Reputation: 41
I initially wrote a script that does calculation running through ~70k iterations, I was using rbind to 'stitch' the outcomes together (1 iteration can result in outcome with 0 to many rows, so I don't think pre-allocating the output makes sense). To speed things up I've split this into 4 separate scripts that each handle 25% of the iterations in separate sessions and write their solutions (each between 150k-400k rows) to csv, which are all read back into a single script to bind the solutions together
I'm having a problem with one of the columns though - it contains a date, in the csv they're stored as "dd-mm-yy" ... Scripts 1, 2 & 4 read in as anticipated - they're stored as 'character' type which is fine by me. However script 3 reads in the date column as an IDate and adds "00" at the front of the string
The rbind doesn't like having different data types, I can 'make it work' by including colClasses = c(DATE = "character") in the fread for file 3, however I'd much rather understand WHY it is occurring and assume I can probably adjust something at the fwrite stage?
Upvotes: 3
Views: 1810
Reputation: 482
For now, you can do this with:
options(datatable.old.fread.datetime.character=T)
In the NEWS file for the data.table package under "data.table v1.14.0 (21 Feb 2021)" it says "As before, the migration option datatable.old.fread.datetime.character can still be set to TRUE to revert to the old character behavior. This migration option is temporary and will be removed in the near future."

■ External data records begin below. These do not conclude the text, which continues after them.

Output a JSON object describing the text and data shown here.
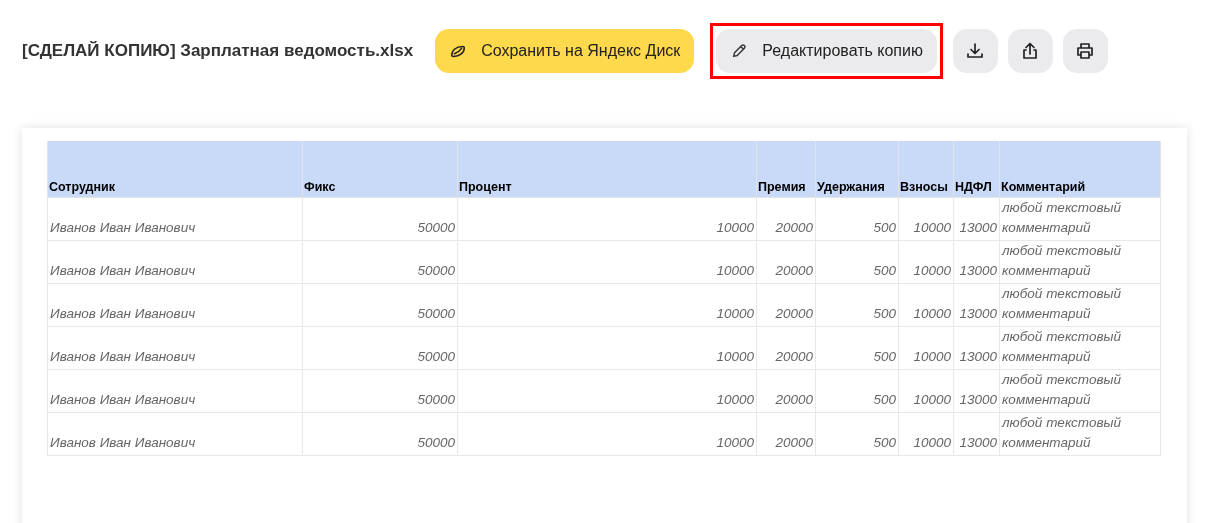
{
  "title": "[СДЕЛАЙ КОПИЮ] Зарплатная ведомость.xlsx",
  "actions": [
    {
      "kind": "save",
      "label": "Сохранить на Яндекс Диск",
      "highlighted": false
    },
    {
      "kind": "edit",
      "label": "Редактировать копию",
      "highlighted": true
    },
    {
      "kind": "download"
    },
    {
      "kind": "share"
    },
    {
      "kind": "print"
    }
  ],
  "table": {
    "columns": [
      "Сотрудник",
      "Фикс",
      "Процент",
      "Премия",
      "Удержания",
      "Взносы",
      "НДФЛ",
      "Комментарий"
    ],
    "rows": [
      [
        "Иванов Иван Иванович",
        "50000",
        "10000",
        "20000",
        "500",
        "10000",
        "13000",
        "любой текстовый комментарий"
      ],
      [
        "Иванов Иван Иванович",
        "50000",
        "10000",
        "20000",
        "500",
        "10000",
        "13000",
        "любой текстовый комментарий"
      ],
      [
        "Иванов Иван Иванович",
        "50000",
        "10000",
        "20000",
        "500",
        "10000",
        "13000",
        "любой текстовый комментарий"
      ],
      [
        "Иванов Иван Иванович",
        "50000",
        "10000",
        "20000",
        "500",
        "10000",
        "13000",
        "любой текстовый комментарий"
      ],
      [
        "Иванов Иван Иванович",
        "50000",
        "10000",
        "20000",
        "500",
        "10000",
        "13000",
        "любой текстовый комментарий"
      ],
      [
        "Иванов Иван Иванович",
        "50000",
        "10000",
        "20000",
        "500",
        "10000",
        "13000",
        "любой текстовый комментарий"
      ]
    ]
  }
}
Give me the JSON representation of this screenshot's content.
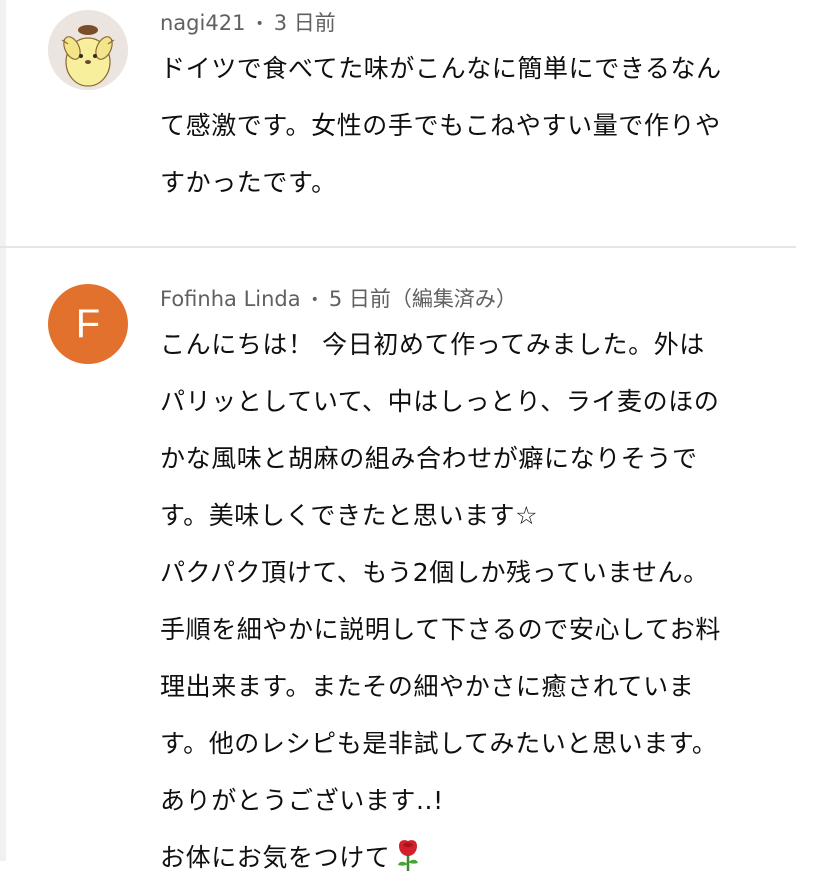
{
  "comments": [
    {
      "author": "nagi421",
      "separator": "•",
      "time": "3 日前",
      "avatar_icon": "pompompurin-avatar-icon",
      "lines": [
        "ドイツで食べてた味がこんなに簡単にできるなん",
        "て感激です。女性の手でもこねやすい量で作りや",
        "すかったです。"
      ]
    },
    {
      "author": "Fofinha Linda",
      "separator": "•",
      "time": "5 日前（編集済み）",
      "avatar_letter": "F",
      "avatar_color": "#e2712e",
      "lines": [
        "こんにちは！ 今日初めて作ってみました。外は",
        "パリッとしていて、中はしっとり、ライ麦のほの",
        "かな風味と胡麻の組み合わせが癖になりそうで",
        "す。美味しくできたと思います☆",
        "パクパク頂けて、もう2個しか残っていません。",
        "手順を細やかに説明して下さるので安心してお料",
        "理出来ます。またその細やかさに癒されていま",
        "す。他のレシピも是非試してみたいと思います。",
        "ありがとうございます..!",
        "お体にお気をつけて"
      ],
      "trailing_icon": "rose-icon"
    }
  ]
}
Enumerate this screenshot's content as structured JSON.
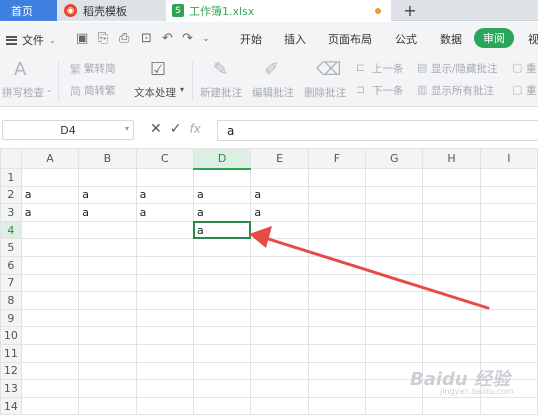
{
  "tabs": [
    {
      "label": "首页"
    },
    {
      "label": "稻壳模板",
      "icon": "docer-logo"
    },
    {
      "label": "工作簿1.xlsx",
      "icon": "spreadsheet-logo",
      "logo_letter": "S",
      "unsaved_dot": true
    },
    {
      "label": "+"
    }
  ],
  "menubar": {
    "file_label": "文件",
    "items": [
      "开始",
      "插入",
      "页面布局",
      "公式",
      "数据",
      "审阅",
      "视"
    ],
    "active": "审阅"
  },
  "ribbon": {
    "spell_check": "拼写检查",
    "trad_simp": "繁转简",
    "simp_trad": "简转繁",
    "text_process": "文本处理",
    "new_comment": "新建批注",
    "edit_comment": "编辑批注",
    "delete_comment": "删除批注",
    "prev": "上一条",
    "next": "下一条",
    "show_hide_comment": "显示/隐藏批注",
    "show_all_comments": "显示所有批注",
    "clipped_1": "重",
    "clipped_2": "重"
  },
  "formula_bar": {
    "name_box": "D4",
    "fx_label": "fx",
    "value": "a"
  },
  "sheet": {
    "columns": [
      "A",
      "B",
      "C",
      "D",
      "E",
      "F",
      "G",
      "H",
      "I"
    ],
    "rows": [
      "1",
      "2",
      "3",
      "4",
      "5",
      "6",
      "7",
      "8",
      "9",
      "10",
      "11",
      "12",
      "13",
      "14"
    ],
    "active_cell": "D4",
    "cells": {
      "A2": "a",
      "B2": "a",
      "C2": "a",
      "D2": "a",
      "E2": "a",
      "A3": "a",
      "B3": "a",
      "C3": "a",
      "D3": "a",
      "E3": "a",
      "D4": "a"
    }
  },
  "annotation": {
    "color": "#e84a47"
  },
  "watermark": {
    "main": "Baidu 经验",
    "sub": "jingyan.baidu.com"
  },
  "colors": {
    "accent_green": "#2aa55a",
    "tab_blue": "#3e7fe0"
  }
}
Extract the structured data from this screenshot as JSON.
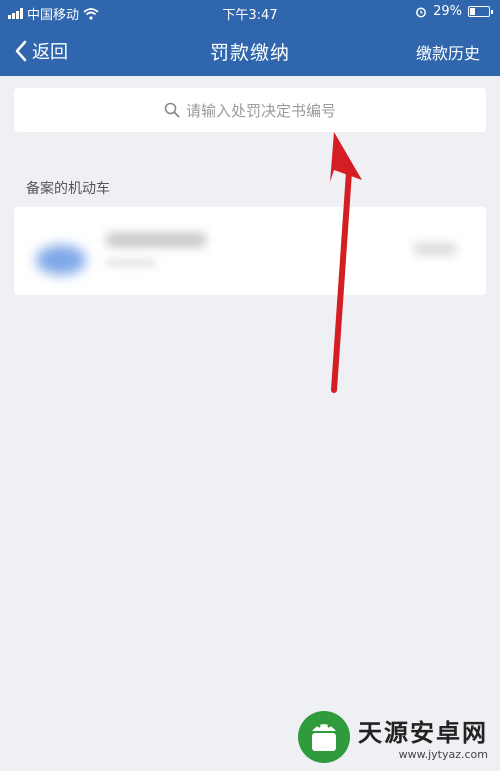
{
  "status_bar": {
    "carrier": "中国移动",
    "time": "下午3:47",
    "battery": "29%",
    "battery_level": 0.29
  },
  "nav": {
    "back_label": "返回",
    "title": "罚款缴纳",
    "history_label": "缴款历史"
  },
  "search": {
    "placeholder": "请输入处罚决定书编号"
  },
  "section": {
    "label": "备案的机动车"
  },
  "annotation": {
    "arrow_color": "#d41e24"
  },
  "watermark": {
    "name": "天源安卓网",
    "url": "www.jytyaz.com"
  },
  "colors": {
    "header_bg": "#2f66ad",
    "page_bg": "#eff0f4",
    "logo_green": "#2f9b3c"
  }
}
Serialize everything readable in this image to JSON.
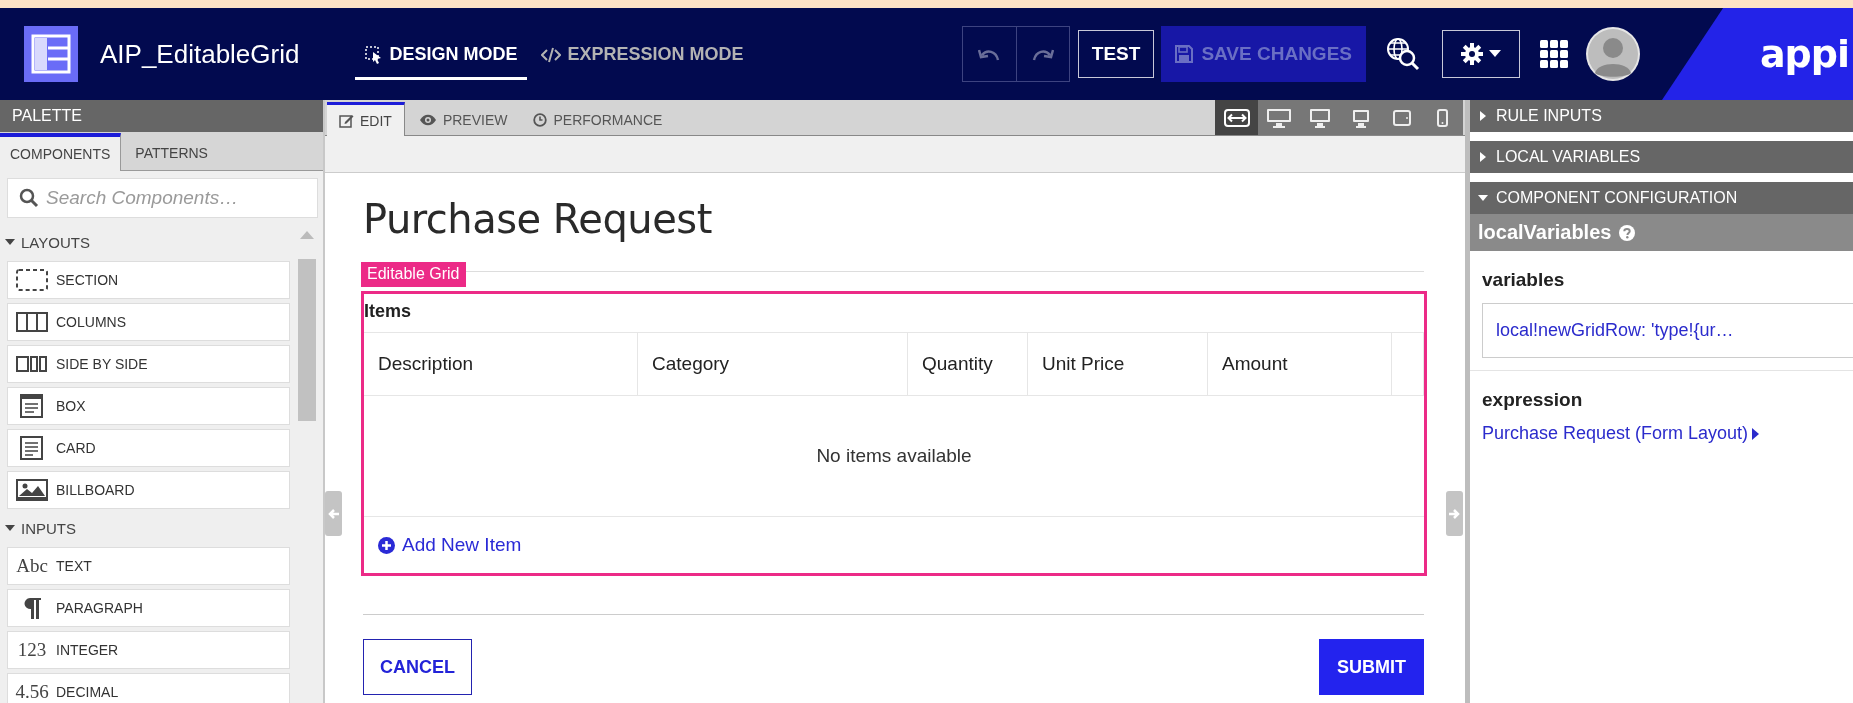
{
  "header": {
    "app_title": "AIP_EditableGrid",
    "modes": [
      {
        "label": "DESIGN MODE",
        "selected": true,
        "kind": "design"
      },
      {
        "label": "EXPRESSION MODE",
        "selected": false,
        "kind": "expression"
      }
    ],
    "test_button": "TEST",
    "save_button": {
      "label": "SAVE CHANGES",
      "disabled": true
    },
    "logo_text": "appi"
  },
  "palette": {
    "title": "PALETTE",
    "tabs": [
      {
        "label": "COMPONENTS",
        "selected": true
      },
      {
        "label": "PATTERNS",
        "selected": false
      }
    ],
    "search": {
      "placeholder": "Search Components…"
    },
    "groups": [
      {
        "label": "LAYOUTS",
        "expanded": true,
        "items": [
          {
            "label": "SECTION",
            "kind": "section"
          },
          {
            "label": "COLUMNS",
            "kind": "columns"
          },
          {
            "label": "SIDE BY SIDE",
            "kind": "side-by-side"
          },
          {
            "label": "BOX",
            "kind": "box"
          },
          {
            "label": "CARD",
            "kind": "card"
          },
          {
            "label": "BILLBOARD",
            "kind": "billboard"
          }
        ]
      },
      {
        "label": "INPUTS",
        "expanded": true,
        "items": [
          {
            "label": "TEXT",
            "kind": "glyph",
            "glyph": "Abc"
          },
          {
            "label": "PARAGRAPH",
            "kind": "paragraph"
          },
          {
            "label": "INTEGER",
            "kind": "glyph",
            "glyph": "123"
          },
          {
            "label": "DECIMAL",
            "kind": "glyph",
            "glyph": "4.56"
          }
        ]
      }
    ]
  },
  "editor": {
    "tabs": [
      {
        "label": "EDIT",
        "selected": true,
        "kind": "edit"
      },
      {
        "label": "PREVIEW",
        "selected": false,
        "kind": "preview"
      },
      {
        "label": "PERFORMANCE",
        "selected": false,
        "kind": "performance"
      }
    ],
    "devices": [
      {
        "kind": "fit",
        "selected": true
      },
      {
        "kind": "desktop-wide",
        "selected": false
      },
      {
        "kind": "desktop",
        "selected": false
      },
      {
        "kind": "monitor",
        "selected": false
      },
      {
        "kind": "tablet",
        "selected": false
      },
      {
        "kind": "phone",
        "selected": false
      }
    ]
  },
  "form": {
    "title": "Purchase Request",
    "grid": {
      "tag": "Editable Grid",
      "label": "Items",
      "columns": [
        "Description",
        "Category",
        "Quantity",
        "Unit Price",
        "Amount"
      ],
      "empty_text": "No items available",
      "add_link": "Add New Item"
    },
    "buttons": [
      {
        "label": "CANCEL",
        "kind": "secondary"
      },
      {
        "label": "SUBMIT",
        "kind": "primary"
      }
    ]
  },
  "config": {
    "sections": [
      {
        "label": "RULE INPUTS",
        "expanded": false
      },
      {
        "label": "LOCAL VARIABLES",
        "expanded": false
      },
      {
        "label": "COMPONENT CONFIGURATION",
        "expanded": true
      }
    ],
    "component_name": "localVariables",
    "fields": [
      {
        "label": "variables",
        "kind": "field",
        "value": "local!newGridRow: 'type!{ur…"
      },
      {
        "label": "expression",
        "kind": "link",
        "value": "Purchase Request (Form Layout)"
      }
    ]
  }
}
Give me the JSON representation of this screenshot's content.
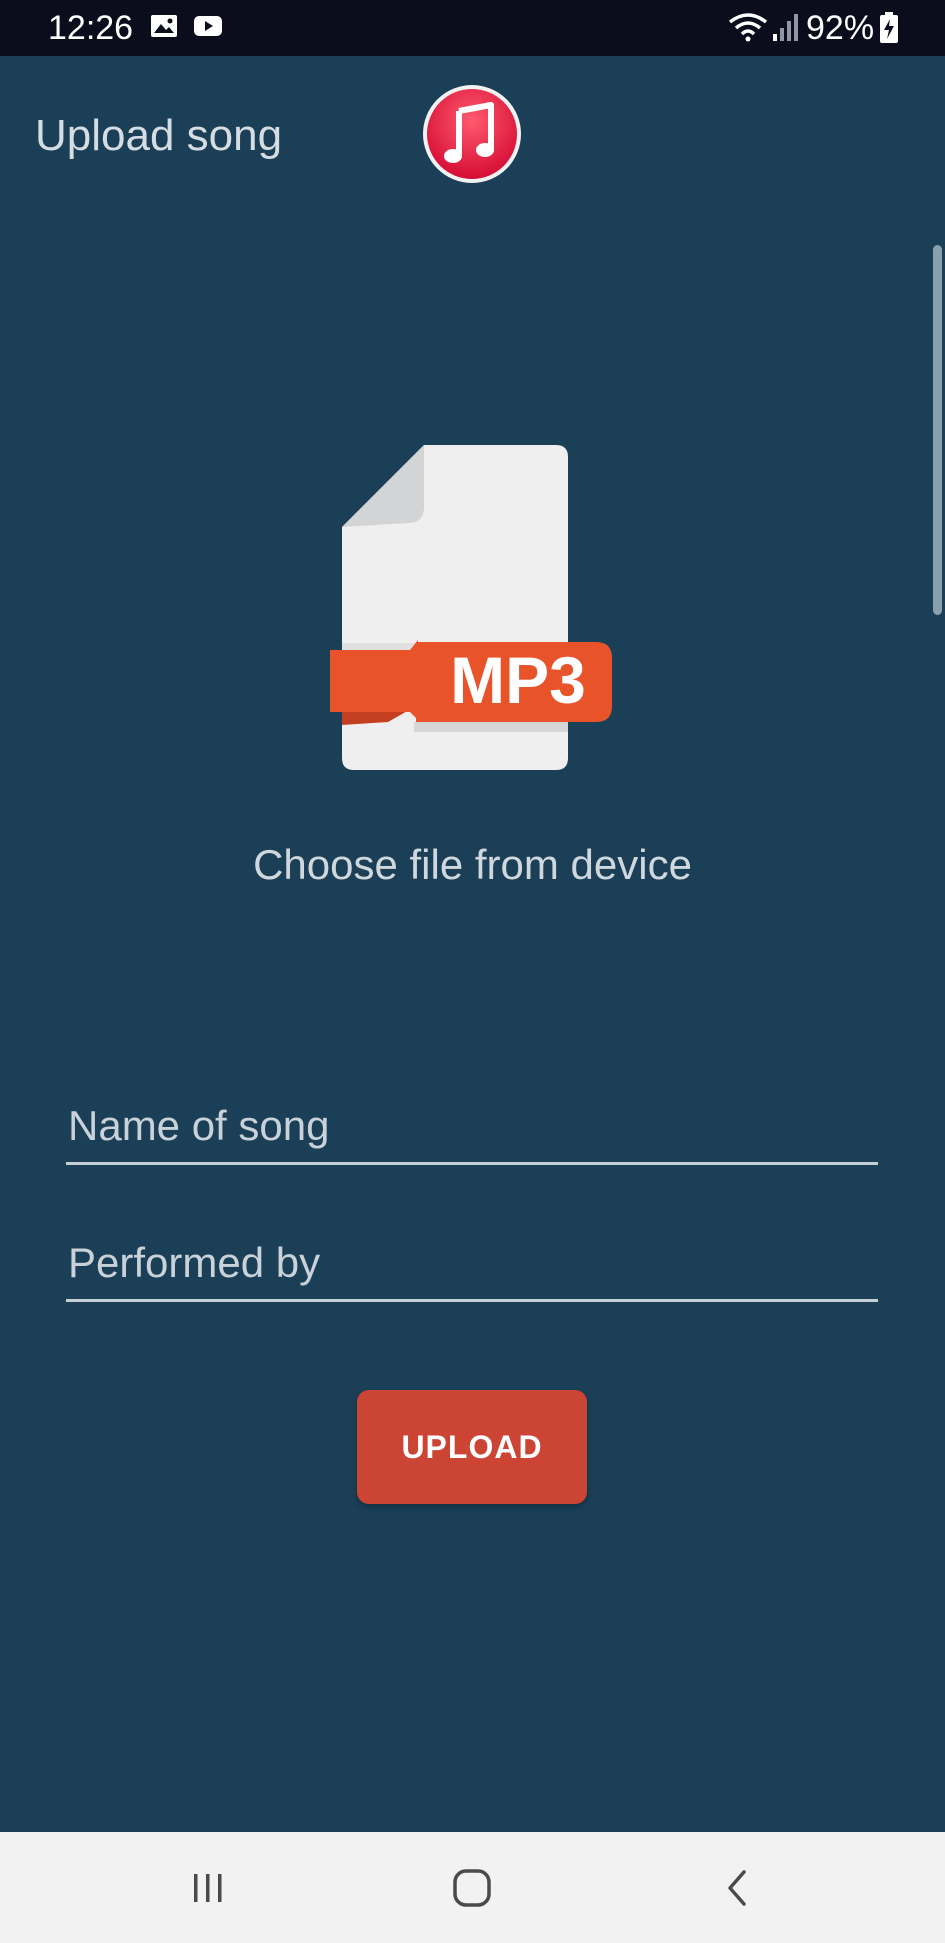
{
  "status_bar": {
    "time": "12:26",
    "battery_percent": "92%",
    "icons": [
      "image-icon",
      "youtube-icon",
      "wifi-icon",
      "signal-icon",
      "battery-charging-icon"
    ]
  },
  "header": {
    "title": "Upload song",
    "logo_icon": "music-note-icon",
    "logo_color": "#e8123c"
  },
  "file_picker": {
    "icon": "mp3-file-icon",
    "badge_text": "MP3",
    "badge_color": "#e8532a",
    "choose_label": "Choose file from device"
  },
  "form": {
    "song_name_placeholder": "Name of song",
    "song_name_value": "",
    "performer_placeholder": "Performed by",
    "performer_value": "",
    "upload_label": "UPLOAD",
    "upload_color": "#cc4434"
  },
  "nav_bar": {
    "buttons": [
      "recent-apps-icon",
      "home-icon",
      "back-icon"
    ]
  }
}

But as of version 1.14.8 (the current latest non-dev version) this option still works.
Reading dates as character will make data.table::fread() slower and make memory usage higher, but if you really need to do it there is a way.
Upvotes: 0
Reputation: 41
It appears the issue lay in the date format of the original data, everything worked by passing the data through as.Date before writing to the csv files
Thanks to @thelatemail for pointing out: "recent versions of fread automatically guess date formats - https://www.rdocumentation.org/packages/data.table/versions/1.14.0/topics/fread - "bit64::integer64, IDate, and POSIXct types are also detected and read directly without needing to read as character before converting."
I'm still not 100% sure why only 1 of 4 was read as date while the others as character, but my hypothesis is that the "dd-mm-yy" format is ambiguous for the fread to interpret so should be avoided if possible
Upvotes: 1